- Origin: Atlanta, Georgia, U.S.
- Genres: Hip hop; crunk; southern hip hop;
- Occupation: Rappers
- Instrument: Vocals
- Years active: 2002–2008; 2016–present
- Labels: Crunk Incorporated; Warner Bros.; Reprise;
- Members: M.I.G. Cyco Blac aka Money Blac Lil' Jay Princess Diamond
- Past members: Killa C

= Crime Mob =

American hip hop group

Crime Mob is an American hip hop group hailing from Atlanta consisting of six members: M.I.G., Cyco Blac, Princess, Lil' Jay, Diamond, and Killa C. The group is best known for their songs "Knuck If You Buck" and "Rock Yo Hips". After an arrest in 2003, member Killa C left the group.
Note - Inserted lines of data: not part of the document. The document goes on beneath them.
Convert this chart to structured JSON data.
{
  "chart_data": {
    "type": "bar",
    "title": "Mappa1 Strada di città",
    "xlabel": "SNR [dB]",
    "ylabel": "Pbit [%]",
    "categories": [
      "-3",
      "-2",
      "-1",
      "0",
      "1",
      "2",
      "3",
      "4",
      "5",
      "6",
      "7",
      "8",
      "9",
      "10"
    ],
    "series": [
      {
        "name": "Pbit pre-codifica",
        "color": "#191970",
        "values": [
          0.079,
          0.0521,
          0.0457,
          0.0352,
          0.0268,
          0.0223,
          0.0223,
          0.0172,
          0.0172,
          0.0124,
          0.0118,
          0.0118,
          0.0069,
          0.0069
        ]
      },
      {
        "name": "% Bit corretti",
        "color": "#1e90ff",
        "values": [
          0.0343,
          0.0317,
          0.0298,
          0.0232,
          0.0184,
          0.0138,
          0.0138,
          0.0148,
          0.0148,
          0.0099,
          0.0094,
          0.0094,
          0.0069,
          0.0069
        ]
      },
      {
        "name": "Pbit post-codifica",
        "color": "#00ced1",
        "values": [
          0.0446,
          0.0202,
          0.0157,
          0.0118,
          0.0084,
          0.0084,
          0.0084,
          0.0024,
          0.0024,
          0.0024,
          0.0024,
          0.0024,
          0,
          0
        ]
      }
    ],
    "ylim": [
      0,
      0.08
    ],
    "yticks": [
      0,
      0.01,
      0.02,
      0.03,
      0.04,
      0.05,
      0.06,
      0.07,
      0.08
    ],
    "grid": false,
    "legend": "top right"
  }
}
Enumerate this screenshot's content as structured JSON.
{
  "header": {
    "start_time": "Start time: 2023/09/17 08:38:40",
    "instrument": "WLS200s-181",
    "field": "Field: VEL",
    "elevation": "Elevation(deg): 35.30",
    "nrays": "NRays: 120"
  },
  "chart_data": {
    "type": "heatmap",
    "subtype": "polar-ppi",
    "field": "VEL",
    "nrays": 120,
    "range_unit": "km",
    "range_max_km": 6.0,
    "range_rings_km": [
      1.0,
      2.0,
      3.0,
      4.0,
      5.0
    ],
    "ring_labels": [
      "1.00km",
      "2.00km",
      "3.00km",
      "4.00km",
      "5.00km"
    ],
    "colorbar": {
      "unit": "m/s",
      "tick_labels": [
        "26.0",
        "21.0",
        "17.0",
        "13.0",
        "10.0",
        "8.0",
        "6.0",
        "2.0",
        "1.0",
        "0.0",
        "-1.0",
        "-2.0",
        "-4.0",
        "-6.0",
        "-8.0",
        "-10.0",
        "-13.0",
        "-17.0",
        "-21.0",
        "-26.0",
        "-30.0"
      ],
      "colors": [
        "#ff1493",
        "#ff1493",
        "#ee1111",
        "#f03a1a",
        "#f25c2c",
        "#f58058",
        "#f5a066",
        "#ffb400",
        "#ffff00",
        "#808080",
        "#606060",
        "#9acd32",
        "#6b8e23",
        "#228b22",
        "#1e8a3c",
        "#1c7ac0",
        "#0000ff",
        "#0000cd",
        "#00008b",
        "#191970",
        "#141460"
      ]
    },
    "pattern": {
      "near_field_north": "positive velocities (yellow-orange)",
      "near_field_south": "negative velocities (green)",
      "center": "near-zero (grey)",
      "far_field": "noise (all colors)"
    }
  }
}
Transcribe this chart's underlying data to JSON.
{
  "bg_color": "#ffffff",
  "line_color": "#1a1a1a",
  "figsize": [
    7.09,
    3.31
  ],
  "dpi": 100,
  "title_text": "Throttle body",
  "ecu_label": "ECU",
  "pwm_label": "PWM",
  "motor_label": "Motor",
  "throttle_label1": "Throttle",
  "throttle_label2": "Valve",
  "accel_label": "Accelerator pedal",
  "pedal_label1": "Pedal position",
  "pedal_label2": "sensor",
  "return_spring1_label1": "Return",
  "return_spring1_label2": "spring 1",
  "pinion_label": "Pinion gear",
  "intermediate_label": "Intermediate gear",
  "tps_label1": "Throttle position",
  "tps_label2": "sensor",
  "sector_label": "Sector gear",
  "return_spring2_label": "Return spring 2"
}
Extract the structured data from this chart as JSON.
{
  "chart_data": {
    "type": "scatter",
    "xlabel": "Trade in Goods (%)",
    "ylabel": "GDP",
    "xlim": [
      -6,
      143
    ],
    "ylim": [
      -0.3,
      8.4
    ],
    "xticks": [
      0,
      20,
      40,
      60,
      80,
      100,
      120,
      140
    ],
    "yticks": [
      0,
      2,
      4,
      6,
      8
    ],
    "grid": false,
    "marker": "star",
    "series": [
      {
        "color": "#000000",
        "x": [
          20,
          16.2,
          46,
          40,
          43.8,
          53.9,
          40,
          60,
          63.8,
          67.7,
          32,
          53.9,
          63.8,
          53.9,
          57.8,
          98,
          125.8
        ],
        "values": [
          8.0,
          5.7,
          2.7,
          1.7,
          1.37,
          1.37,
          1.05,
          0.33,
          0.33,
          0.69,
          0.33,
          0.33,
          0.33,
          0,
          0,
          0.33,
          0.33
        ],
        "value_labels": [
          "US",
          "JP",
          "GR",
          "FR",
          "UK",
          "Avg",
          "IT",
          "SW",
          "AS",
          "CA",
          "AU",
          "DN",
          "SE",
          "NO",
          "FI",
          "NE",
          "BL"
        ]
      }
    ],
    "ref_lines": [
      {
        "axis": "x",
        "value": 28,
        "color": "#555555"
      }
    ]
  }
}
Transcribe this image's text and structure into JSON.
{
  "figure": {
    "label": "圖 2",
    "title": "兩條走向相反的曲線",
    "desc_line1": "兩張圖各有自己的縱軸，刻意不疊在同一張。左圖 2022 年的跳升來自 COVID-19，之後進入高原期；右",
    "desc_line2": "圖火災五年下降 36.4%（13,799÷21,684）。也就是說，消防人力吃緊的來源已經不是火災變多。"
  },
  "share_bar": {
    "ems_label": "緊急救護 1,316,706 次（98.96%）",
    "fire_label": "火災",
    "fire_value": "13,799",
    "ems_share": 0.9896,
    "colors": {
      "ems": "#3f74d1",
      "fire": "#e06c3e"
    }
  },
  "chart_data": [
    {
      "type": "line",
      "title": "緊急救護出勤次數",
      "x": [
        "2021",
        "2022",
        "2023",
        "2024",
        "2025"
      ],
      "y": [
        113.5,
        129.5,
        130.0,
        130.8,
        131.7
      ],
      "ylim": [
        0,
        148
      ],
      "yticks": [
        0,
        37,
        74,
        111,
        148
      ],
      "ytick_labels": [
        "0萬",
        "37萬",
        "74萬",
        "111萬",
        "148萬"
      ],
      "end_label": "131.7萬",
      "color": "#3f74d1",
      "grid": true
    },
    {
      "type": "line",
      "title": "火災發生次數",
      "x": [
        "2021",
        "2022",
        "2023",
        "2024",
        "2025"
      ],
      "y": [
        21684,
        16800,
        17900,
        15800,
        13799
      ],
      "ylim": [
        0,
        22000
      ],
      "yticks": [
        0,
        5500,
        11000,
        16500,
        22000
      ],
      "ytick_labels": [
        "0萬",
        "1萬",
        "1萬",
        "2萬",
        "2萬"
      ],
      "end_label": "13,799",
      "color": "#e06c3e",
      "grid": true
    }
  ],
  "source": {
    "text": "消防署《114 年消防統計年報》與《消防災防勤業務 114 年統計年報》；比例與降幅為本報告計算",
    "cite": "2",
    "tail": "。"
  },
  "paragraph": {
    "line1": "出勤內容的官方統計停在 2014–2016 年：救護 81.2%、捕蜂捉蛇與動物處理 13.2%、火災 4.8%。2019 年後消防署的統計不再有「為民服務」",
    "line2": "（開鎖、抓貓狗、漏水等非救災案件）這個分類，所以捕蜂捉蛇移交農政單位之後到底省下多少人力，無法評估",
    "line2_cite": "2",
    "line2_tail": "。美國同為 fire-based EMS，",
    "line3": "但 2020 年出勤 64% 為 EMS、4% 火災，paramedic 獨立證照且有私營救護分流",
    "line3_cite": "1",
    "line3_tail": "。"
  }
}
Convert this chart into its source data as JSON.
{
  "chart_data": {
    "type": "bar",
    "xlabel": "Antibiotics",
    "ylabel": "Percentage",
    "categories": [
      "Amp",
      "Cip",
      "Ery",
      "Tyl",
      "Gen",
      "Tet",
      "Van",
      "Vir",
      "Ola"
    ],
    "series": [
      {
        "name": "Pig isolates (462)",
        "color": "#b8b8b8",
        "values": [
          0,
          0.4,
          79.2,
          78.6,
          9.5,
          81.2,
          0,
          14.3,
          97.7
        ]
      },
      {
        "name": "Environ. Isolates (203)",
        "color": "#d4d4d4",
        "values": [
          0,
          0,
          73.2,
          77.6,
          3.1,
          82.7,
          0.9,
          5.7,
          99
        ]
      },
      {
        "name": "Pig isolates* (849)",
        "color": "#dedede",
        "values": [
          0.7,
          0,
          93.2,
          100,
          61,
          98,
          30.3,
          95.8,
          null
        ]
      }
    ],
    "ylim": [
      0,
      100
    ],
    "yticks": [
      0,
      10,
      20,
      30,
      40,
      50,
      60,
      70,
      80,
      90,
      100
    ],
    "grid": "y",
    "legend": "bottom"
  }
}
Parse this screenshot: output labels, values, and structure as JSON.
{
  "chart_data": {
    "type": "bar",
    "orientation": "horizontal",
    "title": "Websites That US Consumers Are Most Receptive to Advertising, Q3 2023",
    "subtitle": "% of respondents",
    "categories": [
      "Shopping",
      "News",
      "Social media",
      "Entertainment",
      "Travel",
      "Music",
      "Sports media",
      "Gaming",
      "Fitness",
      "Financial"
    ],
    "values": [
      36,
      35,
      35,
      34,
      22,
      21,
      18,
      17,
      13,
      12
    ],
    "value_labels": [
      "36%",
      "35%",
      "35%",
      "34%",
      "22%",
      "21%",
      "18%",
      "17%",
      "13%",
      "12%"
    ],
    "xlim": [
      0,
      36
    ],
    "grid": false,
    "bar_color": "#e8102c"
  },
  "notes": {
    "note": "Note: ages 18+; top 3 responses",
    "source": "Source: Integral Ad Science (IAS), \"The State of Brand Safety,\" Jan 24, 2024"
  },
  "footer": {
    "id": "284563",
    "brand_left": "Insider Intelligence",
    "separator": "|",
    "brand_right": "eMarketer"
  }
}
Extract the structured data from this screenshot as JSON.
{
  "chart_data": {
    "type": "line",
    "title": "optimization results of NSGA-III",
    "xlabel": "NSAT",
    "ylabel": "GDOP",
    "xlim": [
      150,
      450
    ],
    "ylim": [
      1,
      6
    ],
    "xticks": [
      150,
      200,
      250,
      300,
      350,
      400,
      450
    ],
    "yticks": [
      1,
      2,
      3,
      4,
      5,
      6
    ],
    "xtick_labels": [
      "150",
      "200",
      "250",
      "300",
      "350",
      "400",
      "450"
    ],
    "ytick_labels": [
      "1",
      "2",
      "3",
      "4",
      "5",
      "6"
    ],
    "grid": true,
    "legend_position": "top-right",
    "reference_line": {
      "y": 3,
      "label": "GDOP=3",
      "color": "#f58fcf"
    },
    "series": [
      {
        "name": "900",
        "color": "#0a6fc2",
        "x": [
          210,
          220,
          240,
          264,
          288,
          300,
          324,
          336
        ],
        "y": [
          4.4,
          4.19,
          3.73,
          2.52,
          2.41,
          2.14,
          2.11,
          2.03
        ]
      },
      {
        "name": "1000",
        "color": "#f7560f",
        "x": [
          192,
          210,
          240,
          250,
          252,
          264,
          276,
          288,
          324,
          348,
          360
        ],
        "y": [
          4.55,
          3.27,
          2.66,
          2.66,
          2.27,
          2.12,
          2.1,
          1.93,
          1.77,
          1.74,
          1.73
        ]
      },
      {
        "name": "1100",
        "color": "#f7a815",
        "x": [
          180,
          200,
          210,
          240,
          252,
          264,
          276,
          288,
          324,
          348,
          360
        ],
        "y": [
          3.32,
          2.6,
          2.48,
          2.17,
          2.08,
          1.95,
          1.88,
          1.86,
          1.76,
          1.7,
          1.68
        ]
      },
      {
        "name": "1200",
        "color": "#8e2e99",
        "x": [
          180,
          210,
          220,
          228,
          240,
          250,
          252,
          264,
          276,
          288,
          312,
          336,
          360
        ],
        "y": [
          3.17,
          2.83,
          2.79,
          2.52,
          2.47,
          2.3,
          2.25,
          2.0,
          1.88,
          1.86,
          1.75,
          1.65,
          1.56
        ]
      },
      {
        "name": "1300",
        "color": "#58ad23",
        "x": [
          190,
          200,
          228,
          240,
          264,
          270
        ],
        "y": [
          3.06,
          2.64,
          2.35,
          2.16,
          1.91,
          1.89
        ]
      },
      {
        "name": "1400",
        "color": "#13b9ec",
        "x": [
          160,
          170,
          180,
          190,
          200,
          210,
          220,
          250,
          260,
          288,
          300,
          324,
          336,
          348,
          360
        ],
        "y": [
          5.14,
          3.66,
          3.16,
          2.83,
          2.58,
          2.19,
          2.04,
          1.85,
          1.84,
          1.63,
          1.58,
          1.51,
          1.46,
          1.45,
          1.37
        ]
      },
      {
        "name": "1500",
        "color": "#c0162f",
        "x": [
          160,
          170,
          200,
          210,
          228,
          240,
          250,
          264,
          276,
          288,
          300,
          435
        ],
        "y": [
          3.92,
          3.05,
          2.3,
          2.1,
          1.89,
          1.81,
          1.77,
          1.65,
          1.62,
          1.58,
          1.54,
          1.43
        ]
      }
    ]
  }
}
Crime Mob reunited and performed at Atlanta's Hot 107.9's Birthday Bash in 2012; Princess was the only absent member. In 2018, all members of Crime Mob were reunited by Atlanta-based producer Mike Will Made It on a song called "We Can Hit" featuring Slim Jxmmi of Rae Sremmurd. The song is featured on the Creed II movie soundtrack.

==Discography==

===Albums===
- Crime Mob
  - Released: August 10, 2004
  - U.S. Billboard 200: #90
  - Top R&B/Hip-Hop Albums: #11
  - U.S. Sales: 270,000+
  - RIAA Certification: N/A
- Hated on Mostly
  - Released: March 20, 2007
  - U.S. Billboard 200: #31
  - Top Rap Albums: #4
  - Top R&B/Hip-Hop Albums: #10
  - U.S. Sales: 67,000+
  - RIAA Certification: N/A

===Singles===

List of singles, with selected chart positions, showing year released and album name
Title: Year; Peak chart positions; Album
US: US R&B; US Rap
"Knuck If You Buck" (featuring Lil Scrappy): 2004; 75; 28; 23; Crime Mob
"Stilettos (Pumps)": 2005; —; 125; —
"I'll Beat Yo Azz": —; —; —
"Rock Yo Hips" (featuring Lil Scrappy): 2006; 30; 8; 5; Hated on Mostly
"Circles": 2007; —; 119; —
"We Can Hit (Round 1)" (with Mike Will Made-It featuring Slim Jxmmi): 2018; —; —; —; Creed II: The Album
"—" denotes a recording that did not chart.